What the federal record does and doesn't require
In 2011 FMCSA eliminated the cargo-insurance filing requirement for most for-hire property carriers; today the filing (forms BMC-34 / BMC-83) is required of household-goods carriers. So a general-freight carrier with no cargo filing on the federal record is the normal case, not a gap. The practical consequence: for most freight, cargo coverage is verified through the carrier's certificate of insurance and your broker-carrier agreement, not through FMCSA.
How to read it when it appears
Some carriers still have cargo filings on record, and where one exists its status is readable like any other filing: insurer, amount, effective and cancellation dates. fleetfax displays cargo filings when present and applies the requirement logic with care: absence is flagged only where a filing is actually required, because flagging the normal case as a defect would just train you to ignore the report.
Related terms
BIPD insurance (public liability)
Bodily injury and property damage liability coverage, the insurance federal law requires for-hire interstate carriers to keep on file with FMCSA. Minimum $750,000 for general freight, higher for oil and certain hazmat.
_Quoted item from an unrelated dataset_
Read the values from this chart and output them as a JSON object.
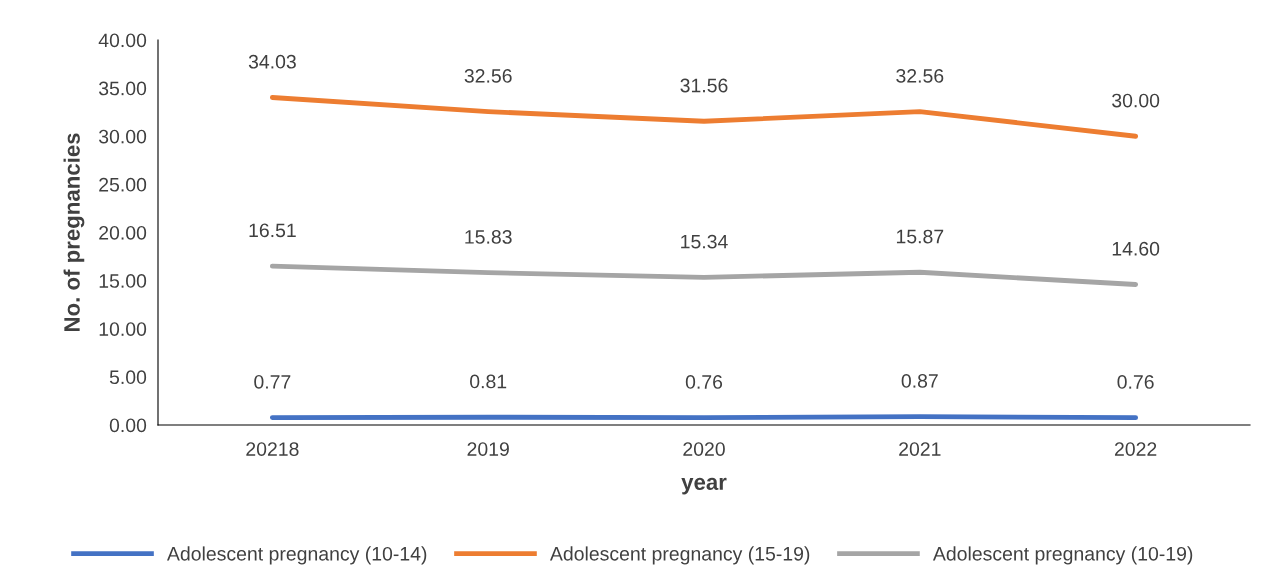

BMC filings (BMC-91, 91X, 34, 84, 85)
The federal insurance and bond forms insurers file with FMCSA: BMC-91/91X for liability, BMC-34/83 for cargo, BMC-84/85 for the $75,000 broker bond or trust.
Insurance lapse & cancellation notices
Insurers must notify FMCSA before terminating a carrier's filed coverage, so cancellations appear on the public record in advance. A lapse in required coverage triggers revocation of operating authority.
fleetfax reads public FMCSA data and is not affiliated with FMCSA or the U.S. Department of Transportation. This page explains terminology; it is not legal advice.